A 5 year fix loan is typically a 30 or 25-year amortized loans that is ‘due’ in 5 years. The 5 years is usually an indicator of how long the interest rate will be fixed for. After 5 years, the loan shifts into a variable rate that adjusts typically twice a year, with a ceiling and basement rate that is pre-determined at the execution of the loan document. A 5 year fix loan is very common in commercial real estate. To secure a fix loan, you can contact a Los Angeles hard money lender and get pre-qualified under 24 hours.
1. Rates are lower during the fixed-rate term, compared to 10-year and 7-year loans. Since the rate is only fixed for five years, banks are willing to offer much more aggressive rates.
2. The bank benefits due to a faster repayment after five years (through a sale or refinance), or allowing the loan to shift into a variable rate. The borrowers benefits from a five year fixed loan by getting a lower rate, which means a lower monthly payment. Real estate investors who are not planning to hold on to the property for longer than 5 years usually don’t mind the variable rate after 5 years, since they will either sell or refinance prior to the deadline.
3. Costs associated with a 5 year fixed loan are largely similar to loans with longer terms.
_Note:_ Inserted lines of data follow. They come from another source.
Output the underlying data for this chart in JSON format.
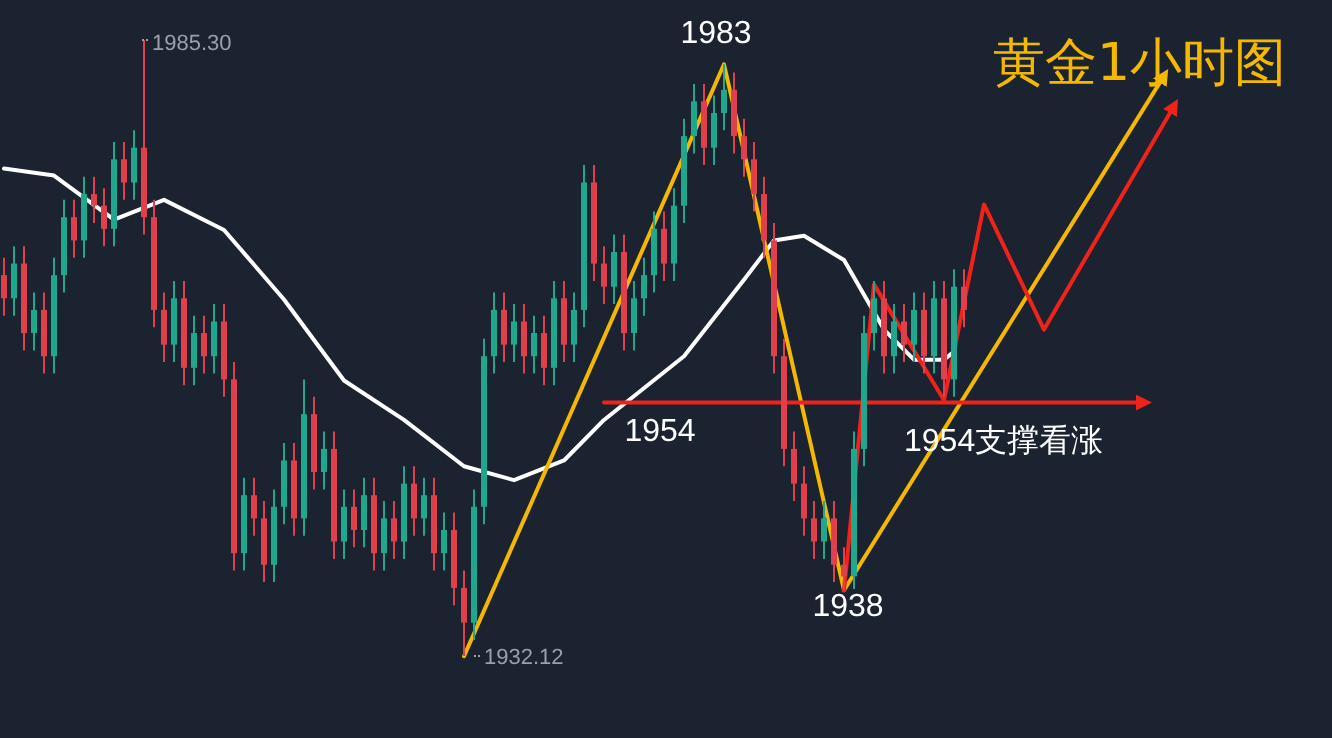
{
  "chart_data": {
    "type": "candlestick",
    "title": "黄金1小时图",
    "categories": [
      null,
      null,
      null,
      null,
      null,
      null,
      null,
      null,
      null,
      null,
      null,
      null,
      null,
      null,
      null,
      null,
      null,
      null,
      null,
      null,
      null,
      null,
      null,
      null,
      null,
      null,
      null,
      null,
      null,
      null,
      null,
      null,
      null,
      null,
      null,
      null,
      null,
      null,
      null,
      null,
      null,
      null,
      null,
      null,
      null,
      null,
      null,
      null,
      null,
      null,
      null,
      null,
      null,
      null,
      null,
      null,
      null,
      null,
      null,
      null,
      null,
      null,
      null,
      null,
      null,
      null,
      null,
      null,
      null,
      null,
      null,
      null,
      null,
      null,
      null,
      null,
      null,
      null,
      null,
      null,
      null,
      null,
      null,
      null,
      null,
      null,
      null,
      null,
      null,
      null,
      null,
      null,
      null,
      null,
      null,
      null,
      null,
      null,
      null,
      null,
      null,
      null,
      null,
      null,
      null,
      null,
      null,
      null,
      null,
      null,
      null,
      null,
      null,
      null,
      null,
      null,
      null,
      null,
      null,
      null,
      null
    ],
    "ohlc": [
      [
        1965,
        1966.5,
        1961.5,
        1963
      ],
      [
        1963,
        1967.5,
        1961.5,
        1966
      ],
      [
        1966,
        1967.5,
        1958.5,
        1960
      ],
      [
        1960,
        1963.5,
        1958.5,
        1962
      ],
      [
        1962,
        1963.5,
        1956.5,
        1958
      ],
      [
        1958,
        1966.5,
        1956.5,
        1965
      ],
      [
        1965,
        1971.5,
        1963.5,
        1970
      ],
      [
        1970,
        1971.5,
        1966.5,
        1968
      ],
      [
        1968,
        1973.5,
        1966.5,
        1972
      ],
      [
        1972,
        1973.5,
        1969.5,
        1971
      ],
      [
        1971,
        1972.5,
        1967.5,
        1969
      ],
      [
        1969,
        1976.5,
        1967.5,
        1975
      ],
      [
        1975,
        1976.5,
        1971.5,
        1973
      ],
      [
        1973,
        1977.5,
        1971.5,
        1976
      ],
      [
        1976,
        1985.3,
        1968.5,
        1970
      ],
      [
        1970,
        1971.5,
        1960.5,
        1962
      ],
      [
        1962,
        1963.5,
        1957.5,
        1959
      ],
      [
        1959,
        1964.5,
        1957.5,
        1963
      ],
      [
        1963,
        1964.5,
        1955.5,
        1957
      ],
      [
        1957,
        1961.5,
        1955.5,
        1960
      ],
      [
        1960,
        1961.5,
        1956.5,
        1958
      ],
      [
        1958,
        1962.5,
        1956.5,
        1961
      ],
      [
        1961,
        1962.5,
        1954.5,
        1956
      ],
      [
        1956,
        1957.5,
        1939.5,
        1941
      ],
      [
        1941,
        1947.5,
        1939.5,
        1946
      ],
      [
        1946,
        1947.5,
        1942.5,
        1944
      ],
      [
        1944,
        1945.5,
        1938.5,
        1940
      ],
      [
        1940,
        1946.5,
        1938.5,
        1945
      ],
      [
        1945,
        1950.5,
        1943.5,
        1949
      ],
      [
        1949,
        1950.5,
        1942.5,
        1944
      ],
      [
        1944,
        1956,
        1942.5,
        1953
      ],
      [
        1953,
        1954.5,
        1946.5,
        1948
      ],
      [
        1948,
        1951.5,
        1946.5,
        1950
      ],
      [
        1950,
        1951.5,
        1940.5,
        1942
      ],
      [
        1942,
        1946.5,
        1940.5,
        1945
      ],
      [
        1945,
        1946.5,
        1941.5,
        1943
      ],
      [
        1943,
        1947.5,
        1941.5,
        1946
      ],
      [
        1946,
        1947.5,
        1939.5,
        1941
      ],
      [
        1941,
        1945.5,
        1939.5,
        1944
      ],
      [
        1944,
        1945.5,
        1940.5,
        1942
      ],
      [
        1942,
        1948.5,
        1940.5,
        1947
      ],
      [
        1947,
        1948.5,
        1942.5,
        1944
      ],
      [
        1944,
        1947.5,
        1942.5,
        1946
      ],
      [
        1946,
        1947.5,
        1939.5,
        1941
      ],
      [
        1941,
        1944.5,
        1939.5,
        1943
      ],
      [
        1943,
        1944.5,
        1936.5,
        1938
      ],
      [
        1938,
        1939.5,
        1932.12,
        1935
      ],
      [
        1935,
        1946.5,
        1933.5,
        1945
      ],
      [
        1945,
        1959.5,
        1943.5,
        1958
      ],
      [
        1958,
        1963.5,
        1956.5,
        1962
      ],
      [
        1962,
        1963.5,
        1957.5,
        1959
      ],
      [
        1959,
        1962.5,
        1957.5,
        1961
      ],
      [
        1961,
        1962.5,
        1956.5,
        1958
      ],
      [
        1958,
        1961.5,
        1956.5,
        1960
      ],
      [
        1960,
        1961.5,
        1955.5,
        1957
      ],
      [
        1957,
        1964.5,
        1955.5,
        1963
      ],
      [
        1963,
        1964.5,
        1957.5,
        1959
      ],
      [
        1959,
        1963.5,
        1957.5,
        1962
      ],
      [
        1962,
        1974.5,
        1960.5,
        1973
      ],
      [
        1973,
        1974.5,
        1964.5,
        1966
      ],
      [
        1966,
        1967.5,
        1962.5,
        1964
      ],
      [
        1964,
        1968.5,
        1962.5,
        1967
      ],
      [
        1967,
        1968.5,
        1958.5,
        1960
      ],
      [
        1960,
        1964.5,
        1958.5,
        1963
      ],
      [
        1963,
        1966.5,
        1961.5,
        1965
      ],
      [
        1965,
        1970.5,
        1963.5,
        1969
      ],
      [
        1969,
        1970.5,
        1964.5,
        1966
      ],
      [
        1966,
        1972.5,
        1964.5,
        1971
      ],
      [
        1971,
        1978.5,
        1969.5,
        1977
      ],
      [
        1977,
        1981.5,
        1975.5,
        1980
      ],
      [
        1980,
        1981.5,
        1974.5,
        1976
      ],
      [
        1976,
        1980.5,
        1974.5,
        1979
      ],
      [
        1979,
        1983.2,
        1977.5,
        1981
      ],
      [
        1981,
        1982.5,
        1975.5,
        1977
      ],
      [
        1977,
        1978.5,
        1973.5,
        1975
      ],
      [
        1975,
        1976.5,
        1970.5,
        1972
      ],
      [
        1972,
        1973.5,
        1966.5,
        1968
      ],
      [
        1968,
        1969.5,
        1956.5,
        1958
      ],
      [
        1958,
        1959.5,
        1948.5,
        1950
      ],
      [
        1950,
        1951.5,
        1945.5,
        1947
      ],
      [
        1947,
        1948.5,
        1942.5,
        1944
      ],
      [
        1944,
        1945.5,
        1940.5,
        1942
      ],
      [
        1942,
        1945.5,
        1940.5,
        1944
      ],
      [
        1944,
        1945.5,
        1938.5,
        1940
      ],
      [
        1940,
        1941.5,
        1937.8,
        1939
      ],
      [
        1939,
        1951.5,
        1937.9,
        1950
      ],
      [
        1950,
        1961.5,
        1948.5,
        1960
      ],
      [
        1960,
        1964.5,
        1958.5,
        1963
      ],
      [
        1963,
        1964.5,
        1956.5,
        1958
      ],
      [
        1958,
        1962.5,
        1956.5,
        1961
      ],
      [
        1961,
        1962.5,
        1957.5,
        1959
      ],
      [
        1959,
        1963.5,
        1957.5,
        1962
      ],
      [
        1962,
        1963.5,
        1956.5,
        1958
      ],
      [
        1958,
        1964.5,
        1956.5,
        1963
      ],
      [
        1963,
        1964.5,
        1954.5,
        1956
      ],
      [
        1956,
        1965.5,
        1954.5,
        1964
      ],
      [
        1964,
        1965.5,
        1960.5,
        1962
      ],
      null,
      null,
      null,
      null,
      null,
      null,
      null,
      null,
      null,
      null,
      null,
      null,
      null,
      null,
      null,
      null,
      null,
      null,
      null,
      null,
      null,
      null,
      null,
      null
    ],
    "series": [
      {
        "type": "line",
        "color": "#ffffff",
        "values": [
          1974.2,
          null,
          null,
          null,
          null,
          1973.6,
          null,
          null,
          null,
          null,
          null,
          1969.8,
          null,
          null,
          null,
          null,
          1971.5,
          null,
          null,
          null,
          null,
          null,
          1968.9,
          null,
          null,
          null,
          null,
          null,
          1962.9,
          null,
          null,
          null,
          null,
          null,
          1955.9,
          null,
          null,
          null,
          null,
          null,
          1952.5,
          null,
          null,
          null,
          null,
          null,
          1948.5,
          null,
          null,
          null,
          null,
          1947.3,
          null,
          null,
          null,
          null,
          1949.0,
          null,
          null,
          null,
          1952.5,
          null,
          null,
          null,
          null,
          null,
          null,
          null,
          1958.0,
          null,
          null,
          null,
          null,
          null,
          1964.6,
          null,
          null,
          1968.0,
          null,
          null,
          1968.4,
          null,
          null,
          null,
          1966.3,
          null,
          null,
          null,
          1960.3,
          null,
          null,
          1957.7,
          null,
          null,
          1957.7,
          1958.4,
          null,
          null,
          null,
          null,
          null,
          null,
          null,
          null,
          null,
          null,
          null,
          null,
          null,
          null,
          null,
          null,
          null,
          null,
          null,
          null,
          null,
          null,
          null,
          null,
          null
        ]
      },
      {
        "type": "line",
        "color": "#f5b800",
        "values": [
          null,
          null,
          null,
          null,
          null,
          null,
          null,
          null,
          null,
          null,
          null,
          null,
          null,
          null,
          null,
          null,
          null,
          null,
          null,
          null,
          null,
          null,
          null,
          null,
          null,
          null,
          null,
          null,
          null,
          null,
          null,
          null,
          null,
          null,
          null,
          null,
          null,
          null,
          null,
          null,
          null,
          null,
          null,
          null,
          null,
          null,
          1932.1,
          null,
          null,
          null,
          null,
          null,
          null,
          null,
          null,
          null,
          null,
          null,
          null,
          null,
          null,
          null,
          null,
          null,
          null,
          null,
          null,
          null,
          null,
          null,
          null,
          null,
          1983.2,
          null,
          null,
          null,
          null,
          null,
          null,
          null,
          null,
          null,
          null,
          null,
          1937.8,
          null,
          null,
          null,
          null,
          null,
          null,
          null,
          null,
          null,
          null,
          null,
          null,
          null,
          null,
          null,
          null,
          null,
          null,
          null,
          null,
          null,
          null,
          null,
          null,
          null,
          null,
          null,
          null,
          null,
          null,
          null,
          1982.2,
          null,
          null,
          null,
          null
        ]
      },
      {
        "type": "line",
        "color": "#f0231b",
        "values": [
          null,
          null,
          null,
          null,
          null,
          null,
          null,
          null,
          null,
          null,
          null,
          null,
          null,
          null,
          null,
          null,
          null,
          null,
          null,
          null,
          null,
          null,
          null,
          null,
          null,
          null,
          null,
          null,
          null,
          null,
          null,
          null,
          null,
          null,
          null,
          null,
          null,
          null,
          null,
          null,
          null,
          null,
          null,
          null,
          null,
          null,
          null,
          null,
          null,
          null,
          null,
          null,
          null,
          null,
          null,
          null,
          null,
          null,
          null,
          null,
          null,
          null,
          null,
          null,
          null,
          null,
          null,
          null,
          null,
          null,
          null,
          null,
          null,
          null,
          null,
          null,
          null,
          null,
          null,
          null,
          null,
          null,
          null,
          null,
          1937.8,
          null,
          null,
          1964.2,
          null,
          null,
          null,
          null,
          null,
          null,
          1954.2,
          null,
          null,
          null,
          1971.1,
          null,
          null,
          null,
          null,
          null,
          1960.3,
          null,
          null,
          null,
          null,
          null,
          null,
          null,
          null,
          null,
          null,
          null,
          null,
          1979.6,
          null,
          null,
          null
        ]
      },
      {
        "type": "line",
        "color": "#f0231b",
        "values": [
          null,
          null,
          null,
          null,
          null,
          null,
          null,
          null,
          null,
          null,
          null,
          null,
          null,
          null,
          null,
          null,
          null,
          null,
          null,
          null,
          null,
          null,
          null,
          null,
          null,
          null,
          null,
          null,
          null,
          null,
          null,
          null,
          null,
          null,
          null,
          null,
          null,
          null,
          null,
          null,
          null,
          null,
          null,
          null,
          null,
          null,
          null,
          null,
          null,
          null,
          null,
          null,
          null,
          null,
          null,
          null,
          null,
          null,
          null,
          null,
          1954,
          null,
          null,
          null,
          null,
          null,
          null,
          null,
          null,
          null,
          null,
          null,
          null,
          null,
          null,
          null,
          null,
          null,
          null,
          null,
          null,
          null,
          null,
          null,
          null,
          null,
          null,
          null,
          null,
          null,
          null,
          null,
          null,
          null,
          null,
          null,
          null,
          null,
          null,
          null,
          null,
          null,
          null,
          null,
          null,
          null,
          null,
          null,
          null,
          null,
          null,
          null,
          null,
          null,
          1954,
          null,
          null,
          null,
          null,
          null,
          null
        ]
      }
    ],
    "annotations": [
      "1985.30",
      "1932.12",
      {
        "text": "1983",
        "y": 1983
      },
      {
        "text": "1954",
        "y": 1954
      },
      {
        "text": "1938",
        "y": 1938
      },
      {
        "text": "1954支撑看涨",
        "y": 1954
      }
    ]
  }
}
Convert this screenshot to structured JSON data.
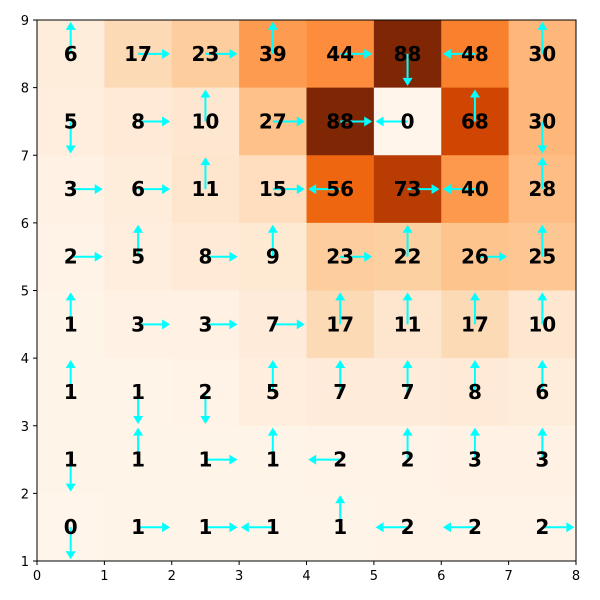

Since the vast majority of 5 year fixed loans are given to commercial investors, not homebuyers – the differences to a standard 30-year home mortgage are substantial, but those are simply two different loans.
What are the risks behind a 5 year fixed loan?
1. Higher risk – 5 year fixed loans are riskier, since the loan will shift to a variable rate after 5 years. It is not uncommon to see a jump of 2-3% points, even with traditional big banks. Most loan structures however, will provide that a rate adjustment can only happen a few times a year. 5-year fixed loans are not advisable to investors who are planning to own the property for more than 5-years and expect a rising interest rate environment like today
2. Stricter Underwriting – since a 5 year fixed loan is considered ‘risker’ than 10-year loans, banks will underwrite them using stricter standards. For example, a more conservative DCR will apply to give the bank more security for income/debt.
Who is it for?
1. Commercial real estate investors with a 2-5 year plan
2. Real estate investors who are planning to sell/flip the property before the term expires
3. Real estate investors who are purchasing a low-cap rate property and therefore need a lower monthly payment that a 5 year fix loan can provide with a lower rate. This is ideal for investors who want to reposition the property with a better tenant and refinance to a longer term loan later.